End of chat

Uw inktslaaf komt even terug op het slot van de serie Bouwstenen. Begin jaren tachtig ging hij met een two-tone bandje mee naar Japan. Hij was namelijk een van de weinige mensen die zowel met de toetsenist als met de gitarist overweg kon. Bij een optreden was al een keer een Fender stukgeslagen op een keyboard.

In Osaka kwam het publiek bij het tweede nummer massaal uit de stoelen. De tolk vertelde later dat er een wet was die dansen in concertzalen verbood. Uit angst voor hoge boetes had de zaaleigenaar de politie gebeld. Een heel peloton ordehandhavers – met bandana op het hoofd met daarop de Japanse vlag, type kamikazepiloot – maakte met getrokken sabel een einde aan het optreden. De bandleden en hun entourage werden naar het hotel gebracht. Huisarrest met (beperkte) roomservice.

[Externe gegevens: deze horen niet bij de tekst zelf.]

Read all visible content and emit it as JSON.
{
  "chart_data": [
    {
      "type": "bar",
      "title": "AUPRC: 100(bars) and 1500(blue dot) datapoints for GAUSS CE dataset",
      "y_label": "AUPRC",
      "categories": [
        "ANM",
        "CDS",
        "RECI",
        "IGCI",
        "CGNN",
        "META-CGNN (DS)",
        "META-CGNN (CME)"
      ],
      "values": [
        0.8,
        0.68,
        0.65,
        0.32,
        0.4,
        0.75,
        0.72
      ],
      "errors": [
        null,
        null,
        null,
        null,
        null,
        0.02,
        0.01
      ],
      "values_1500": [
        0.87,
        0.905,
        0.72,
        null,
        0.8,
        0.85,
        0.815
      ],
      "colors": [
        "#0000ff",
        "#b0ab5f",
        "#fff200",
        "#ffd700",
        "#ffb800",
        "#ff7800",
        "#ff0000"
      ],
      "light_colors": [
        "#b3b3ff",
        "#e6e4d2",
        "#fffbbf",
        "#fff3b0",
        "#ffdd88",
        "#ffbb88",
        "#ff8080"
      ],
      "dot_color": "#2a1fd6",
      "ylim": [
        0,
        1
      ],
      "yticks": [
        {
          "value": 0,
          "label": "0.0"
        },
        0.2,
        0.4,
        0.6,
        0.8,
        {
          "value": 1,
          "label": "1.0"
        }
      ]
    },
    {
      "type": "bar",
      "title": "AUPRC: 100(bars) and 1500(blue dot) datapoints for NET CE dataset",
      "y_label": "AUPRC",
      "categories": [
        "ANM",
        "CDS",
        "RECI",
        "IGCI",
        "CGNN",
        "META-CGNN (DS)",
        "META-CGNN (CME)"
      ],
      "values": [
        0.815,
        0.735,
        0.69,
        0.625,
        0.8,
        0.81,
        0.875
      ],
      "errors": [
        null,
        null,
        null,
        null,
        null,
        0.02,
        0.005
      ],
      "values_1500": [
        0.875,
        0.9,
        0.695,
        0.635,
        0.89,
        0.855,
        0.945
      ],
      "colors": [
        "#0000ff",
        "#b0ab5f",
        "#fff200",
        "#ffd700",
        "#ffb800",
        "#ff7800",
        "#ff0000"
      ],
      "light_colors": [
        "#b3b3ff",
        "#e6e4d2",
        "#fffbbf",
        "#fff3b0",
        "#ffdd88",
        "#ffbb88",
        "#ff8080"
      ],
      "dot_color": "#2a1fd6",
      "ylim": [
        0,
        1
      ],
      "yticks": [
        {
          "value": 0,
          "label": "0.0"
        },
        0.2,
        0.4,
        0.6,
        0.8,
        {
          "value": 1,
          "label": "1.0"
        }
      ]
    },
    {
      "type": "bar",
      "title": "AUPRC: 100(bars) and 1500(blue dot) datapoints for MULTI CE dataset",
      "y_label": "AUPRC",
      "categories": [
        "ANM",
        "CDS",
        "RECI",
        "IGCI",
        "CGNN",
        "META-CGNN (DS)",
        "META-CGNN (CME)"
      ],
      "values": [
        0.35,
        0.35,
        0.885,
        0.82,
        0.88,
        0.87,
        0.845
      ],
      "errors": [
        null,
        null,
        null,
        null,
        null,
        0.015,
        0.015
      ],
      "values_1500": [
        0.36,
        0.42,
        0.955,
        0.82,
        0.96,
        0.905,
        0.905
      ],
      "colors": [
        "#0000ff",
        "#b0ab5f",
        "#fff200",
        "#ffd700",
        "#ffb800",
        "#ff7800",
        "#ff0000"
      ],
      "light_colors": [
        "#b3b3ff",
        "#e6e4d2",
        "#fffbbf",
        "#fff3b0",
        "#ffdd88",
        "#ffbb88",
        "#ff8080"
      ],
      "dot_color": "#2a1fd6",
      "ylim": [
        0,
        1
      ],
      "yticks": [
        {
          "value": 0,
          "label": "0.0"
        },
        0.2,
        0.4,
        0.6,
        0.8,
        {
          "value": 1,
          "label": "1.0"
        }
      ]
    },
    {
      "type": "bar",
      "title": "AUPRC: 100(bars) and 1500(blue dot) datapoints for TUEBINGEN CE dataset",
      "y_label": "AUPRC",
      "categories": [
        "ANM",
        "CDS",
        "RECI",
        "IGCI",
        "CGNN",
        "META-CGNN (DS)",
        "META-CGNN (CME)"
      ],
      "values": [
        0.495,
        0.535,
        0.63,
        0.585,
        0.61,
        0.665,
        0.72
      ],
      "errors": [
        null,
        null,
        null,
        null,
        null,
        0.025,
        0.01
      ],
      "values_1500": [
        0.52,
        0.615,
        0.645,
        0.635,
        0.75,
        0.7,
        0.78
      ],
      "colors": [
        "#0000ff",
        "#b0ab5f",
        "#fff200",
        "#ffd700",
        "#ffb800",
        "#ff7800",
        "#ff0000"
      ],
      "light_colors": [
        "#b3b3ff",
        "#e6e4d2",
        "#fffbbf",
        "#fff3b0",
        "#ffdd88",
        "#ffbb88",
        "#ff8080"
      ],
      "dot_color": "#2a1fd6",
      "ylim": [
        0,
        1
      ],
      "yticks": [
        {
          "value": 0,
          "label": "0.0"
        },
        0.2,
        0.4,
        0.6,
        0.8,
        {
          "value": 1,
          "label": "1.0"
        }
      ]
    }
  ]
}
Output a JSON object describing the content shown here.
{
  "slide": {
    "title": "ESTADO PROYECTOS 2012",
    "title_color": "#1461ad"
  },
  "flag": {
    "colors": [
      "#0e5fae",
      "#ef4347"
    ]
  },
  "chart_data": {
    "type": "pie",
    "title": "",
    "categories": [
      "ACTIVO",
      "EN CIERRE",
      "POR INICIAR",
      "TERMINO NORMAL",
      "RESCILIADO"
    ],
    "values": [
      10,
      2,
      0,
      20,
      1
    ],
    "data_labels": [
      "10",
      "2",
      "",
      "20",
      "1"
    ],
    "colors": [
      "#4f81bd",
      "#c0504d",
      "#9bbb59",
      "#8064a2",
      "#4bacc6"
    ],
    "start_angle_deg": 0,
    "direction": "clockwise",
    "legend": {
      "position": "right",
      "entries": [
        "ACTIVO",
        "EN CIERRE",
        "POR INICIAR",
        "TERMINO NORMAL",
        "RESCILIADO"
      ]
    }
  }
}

De tolk bracht op dag nummer twee voor alle ‘gearresteerden’ een voor die dagen hypermodern speeltje mee: een V8 recorder. Met de dikste batterij kon je drie uur lang onderweg tv kijken of V8 bandjes draaien. Zeer genereus, naar het leek. Toen na een paar dagen de vuige westerlingen naar het vliegveld werden getransporteerd – de andere gigs waren van overheidswege geannuleerd – bleek het de dag te zijn waarop het vuilnis werd opgehaald. Er stonden massa’s gloednieuwe tv’s, stereotorens en andere elektronica langs de kant van de weg. ‘De ontwikkelingen gaan zo snel,’ zei de tolk, ‘dat de apparatuur van een paar maanden geleden niets meer waard is.’

guus bauer V8

Het vliegtuig maakte een tussenstop in Amsterdam en uw inktslaaf besloot om zijn geboortestad even aan te doen. Juist in die dagen had zijn voormalige compagnon in het duikbootdebacle hulp nodig bij het maken van een boek van een kunstenaar. Bovendien was er een woning in de Pijp leeggekomen, eigendom van een Duitse tandarts. ‘Gewoon kraken,’ zei de sinoloog, ‘en dan een huur voorstellen aan de Zahnarzt.’

Twee weken later deed uw inktslaaf de beletage over aan de hoofdredacteur van een tijdschrift. Nooit heeft hij in dat blad iets kunnen publiceren. Op de eerste verdieping van het pand waren Hells Angels ingetrokken. Nachtelijke zuippartijen, ruzies, bierflessen die tegen de muur werden stukgegooid. Voordat de hoofdredacteur iets nieuws had gevonden, sliep hij vrijwel elke nacht op zolder.

Het publiceren van de dichtbundel met kunstzinnig verschoven foto’s smaakte naar meer. Uw trotse uitgevertje belde aan bij Simon Vinkenoog. ‘Ik wil een boek van u uitgeven.’ Tegelijkertijd benaderde hij Gerrit Komrij met een vastomlijnd idee (en een grote coupure in zijn achterzak). ‘Ik doe het, omdat je met een duidelijk voorstel komt.’

Het schrijven van het voorwoord liet alsnog anderhalf jaar op zich wachten. Toen verscheen De muze in het kolenhok. Ja, ja, alles viel samen. Vanaf toen was het de inktslaaf duidelijk. Hij zou met het uitgeven van Bekende Auteurs de publicatie van nieuwe talenten financieren. De Performing Poets zouden een platform krijgen.